How to use URL Encode

URL Encoder converts text into percent-encoded format that's safe to use in URLs, query strings, and form submissions. Characters that have special meaning in a URL — spaces, ampersands, question marks, slashes, and non-ASCII characters — are replaced with %-prefixed hexadecimal codes so they're transmitted correctly.

Paste or type any text into the input panel and the encoded result appears instantly. DevFmt uses JavaScript's encodeURIComponent under the hood, which encodes every reserved character — making it the correct choice for encoding individual query-parameter values rather than a whole URL.

Key features: real-time encoding, full UTF-8 support (accented letters, emoji, CJK characters), one-click copy, and a byte/character count in the status bar.

URL encoding (also called percent-encoding) is required whenever you pass data through a URL: building API request links, embedding search terms in a query string, or constructing OAuth redirect URLs.
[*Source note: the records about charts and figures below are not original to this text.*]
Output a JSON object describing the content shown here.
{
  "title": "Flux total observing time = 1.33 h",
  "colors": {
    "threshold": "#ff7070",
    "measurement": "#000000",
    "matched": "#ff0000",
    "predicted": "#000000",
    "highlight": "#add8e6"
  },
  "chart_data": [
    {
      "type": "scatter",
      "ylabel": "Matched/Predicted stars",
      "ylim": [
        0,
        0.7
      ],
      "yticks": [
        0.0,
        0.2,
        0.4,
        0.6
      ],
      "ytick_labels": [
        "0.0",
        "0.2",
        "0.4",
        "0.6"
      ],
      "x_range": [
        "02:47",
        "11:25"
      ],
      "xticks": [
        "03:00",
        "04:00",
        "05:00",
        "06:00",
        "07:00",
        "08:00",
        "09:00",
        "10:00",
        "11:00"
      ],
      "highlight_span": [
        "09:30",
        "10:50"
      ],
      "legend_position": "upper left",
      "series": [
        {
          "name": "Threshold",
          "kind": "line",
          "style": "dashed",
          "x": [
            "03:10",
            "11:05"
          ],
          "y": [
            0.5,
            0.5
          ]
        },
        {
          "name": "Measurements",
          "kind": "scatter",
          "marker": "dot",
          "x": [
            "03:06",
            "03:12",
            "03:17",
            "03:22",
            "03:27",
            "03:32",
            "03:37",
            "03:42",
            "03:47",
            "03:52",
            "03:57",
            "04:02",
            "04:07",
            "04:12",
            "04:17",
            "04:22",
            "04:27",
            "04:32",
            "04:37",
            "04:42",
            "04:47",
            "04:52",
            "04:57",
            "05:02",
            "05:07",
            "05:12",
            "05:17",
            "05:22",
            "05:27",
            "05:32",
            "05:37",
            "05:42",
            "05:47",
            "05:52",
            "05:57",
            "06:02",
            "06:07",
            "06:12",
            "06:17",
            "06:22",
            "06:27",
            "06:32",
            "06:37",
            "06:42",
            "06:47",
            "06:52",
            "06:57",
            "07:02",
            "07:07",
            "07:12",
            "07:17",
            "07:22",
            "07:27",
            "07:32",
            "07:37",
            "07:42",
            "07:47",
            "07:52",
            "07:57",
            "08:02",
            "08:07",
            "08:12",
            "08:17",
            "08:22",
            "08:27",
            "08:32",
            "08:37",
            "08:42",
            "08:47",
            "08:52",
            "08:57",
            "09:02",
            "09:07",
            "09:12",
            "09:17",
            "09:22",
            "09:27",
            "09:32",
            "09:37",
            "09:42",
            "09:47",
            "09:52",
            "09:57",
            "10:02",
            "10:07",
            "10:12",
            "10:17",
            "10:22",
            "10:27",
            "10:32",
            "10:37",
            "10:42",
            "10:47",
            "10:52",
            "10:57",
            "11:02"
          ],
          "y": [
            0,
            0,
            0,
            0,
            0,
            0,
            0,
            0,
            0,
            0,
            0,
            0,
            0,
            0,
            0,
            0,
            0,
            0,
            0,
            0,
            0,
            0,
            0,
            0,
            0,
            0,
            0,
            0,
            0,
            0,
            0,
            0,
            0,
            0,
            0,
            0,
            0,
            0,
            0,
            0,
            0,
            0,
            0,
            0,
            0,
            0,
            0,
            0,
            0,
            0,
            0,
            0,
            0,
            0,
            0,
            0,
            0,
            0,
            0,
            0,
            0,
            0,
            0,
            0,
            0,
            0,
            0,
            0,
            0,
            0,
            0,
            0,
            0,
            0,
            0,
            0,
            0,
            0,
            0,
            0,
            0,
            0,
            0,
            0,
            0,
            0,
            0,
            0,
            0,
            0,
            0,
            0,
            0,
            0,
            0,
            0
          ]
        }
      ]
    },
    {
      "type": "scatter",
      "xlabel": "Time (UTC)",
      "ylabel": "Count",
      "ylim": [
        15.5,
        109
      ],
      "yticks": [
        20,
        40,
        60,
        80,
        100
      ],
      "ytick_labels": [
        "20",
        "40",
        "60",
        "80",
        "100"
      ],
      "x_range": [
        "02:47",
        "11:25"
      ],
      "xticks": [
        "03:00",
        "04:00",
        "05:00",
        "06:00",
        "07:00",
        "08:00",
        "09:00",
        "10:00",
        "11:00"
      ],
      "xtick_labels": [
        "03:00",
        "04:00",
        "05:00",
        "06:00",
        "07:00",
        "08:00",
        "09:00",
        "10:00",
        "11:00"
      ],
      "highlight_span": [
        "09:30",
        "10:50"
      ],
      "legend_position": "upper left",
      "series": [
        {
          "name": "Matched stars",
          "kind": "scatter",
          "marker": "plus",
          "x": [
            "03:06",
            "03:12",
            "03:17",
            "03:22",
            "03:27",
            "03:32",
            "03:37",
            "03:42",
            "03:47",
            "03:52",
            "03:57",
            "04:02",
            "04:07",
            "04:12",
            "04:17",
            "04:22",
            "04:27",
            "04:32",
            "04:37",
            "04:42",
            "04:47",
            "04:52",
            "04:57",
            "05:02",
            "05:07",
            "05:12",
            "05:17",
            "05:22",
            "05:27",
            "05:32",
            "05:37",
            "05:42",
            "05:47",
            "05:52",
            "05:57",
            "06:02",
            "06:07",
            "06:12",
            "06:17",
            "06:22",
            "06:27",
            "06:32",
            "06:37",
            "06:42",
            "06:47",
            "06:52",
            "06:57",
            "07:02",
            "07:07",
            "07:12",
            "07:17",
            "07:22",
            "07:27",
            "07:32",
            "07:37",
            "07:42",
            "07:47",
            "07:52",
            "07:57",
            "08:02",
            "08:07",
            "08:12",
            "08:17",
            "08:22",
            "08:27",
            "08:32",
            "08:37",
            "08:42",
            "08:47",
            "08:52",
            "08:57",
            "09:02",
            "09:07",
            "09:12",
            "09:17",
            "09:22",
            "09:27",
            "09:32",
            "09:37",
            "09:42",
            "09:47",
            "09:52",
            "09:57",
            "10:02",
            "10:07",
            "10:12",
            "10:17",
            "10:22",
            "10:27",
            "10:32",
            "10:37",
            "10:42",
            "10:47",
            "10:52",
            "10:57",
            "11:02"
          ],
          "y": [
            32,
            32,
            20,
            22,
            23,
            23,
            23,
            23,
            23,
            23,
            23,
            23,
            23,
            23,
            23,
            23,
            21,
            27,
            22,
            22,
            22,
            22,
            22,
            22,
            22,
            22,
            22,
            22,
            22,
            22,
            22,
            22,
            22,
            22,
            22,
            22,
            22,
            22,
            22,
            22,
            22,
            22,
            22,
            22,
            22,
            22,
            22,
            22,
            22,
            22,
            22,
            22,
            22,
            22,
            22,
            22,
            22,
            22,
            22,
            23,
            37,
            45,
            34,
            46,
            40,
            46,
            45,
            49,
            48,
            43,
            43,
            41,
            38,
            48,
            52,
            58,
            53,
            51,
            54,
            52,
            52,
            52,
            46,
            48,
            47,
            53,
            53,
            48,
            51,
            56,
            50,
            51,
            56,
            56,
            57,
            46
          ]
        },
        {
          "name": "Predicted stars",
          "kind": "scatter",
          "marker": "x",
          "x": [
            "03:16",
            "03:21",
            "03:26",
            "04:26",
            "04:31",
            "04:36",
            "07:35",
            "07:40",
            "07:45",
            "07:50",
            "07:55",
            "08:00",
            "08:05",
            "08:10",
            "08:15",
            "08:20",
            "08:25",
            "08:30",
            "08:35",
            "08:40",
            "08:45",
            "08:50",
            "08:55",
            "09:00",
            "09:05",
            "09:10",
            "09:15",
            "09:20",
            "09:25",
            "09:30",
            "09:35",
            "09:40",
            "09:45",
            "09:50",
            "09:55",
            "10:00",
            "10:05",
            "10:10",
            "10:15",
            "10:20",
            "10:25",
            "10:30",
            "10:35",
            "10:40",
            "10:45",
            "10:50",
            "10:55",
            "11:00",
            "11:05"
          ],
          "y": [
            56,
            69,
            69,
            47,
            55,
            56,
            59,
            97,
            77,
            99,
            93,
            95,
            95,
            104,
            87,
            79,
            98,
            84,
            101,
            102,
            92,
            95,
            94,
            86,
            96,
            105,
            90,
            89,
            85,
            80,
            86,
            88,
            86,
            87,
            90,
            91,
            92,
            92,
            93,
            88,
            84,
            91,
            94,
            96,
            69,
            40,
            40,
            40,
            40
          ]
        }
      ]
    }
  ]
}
All encoding happens locally in your browser — nothing you type is ever sent to a server.

FAQ

What is URL encoding?
URL encoding (percent-encoding) replaces characters that aren't allowed in a URL with a % followed by their hexadecimal byte value. For example, a space becomes %20 and an ampersand becomes %26. This lets you safely include arbitrary text in URLs.
When should I URL-encode a value?
Encode any value you place into a query string or path segment, especially if it contains spaces, &, ?, =, /, or non-English characters. Encoding prevents the value from being misinterpreted as part of the URL structure.
What's the difference between encodeURIComponent and encodeURI?
encodeURIComponent (used here) encodes all reserved characters and is meant for individual values like a single query parameter. encodeURI leaves characters like / and ? intact because it's meant for encoding a complete URL.
Is my input sent anywhere?
No. Encoding runs entirely in your browser. Your text never leaves your machine.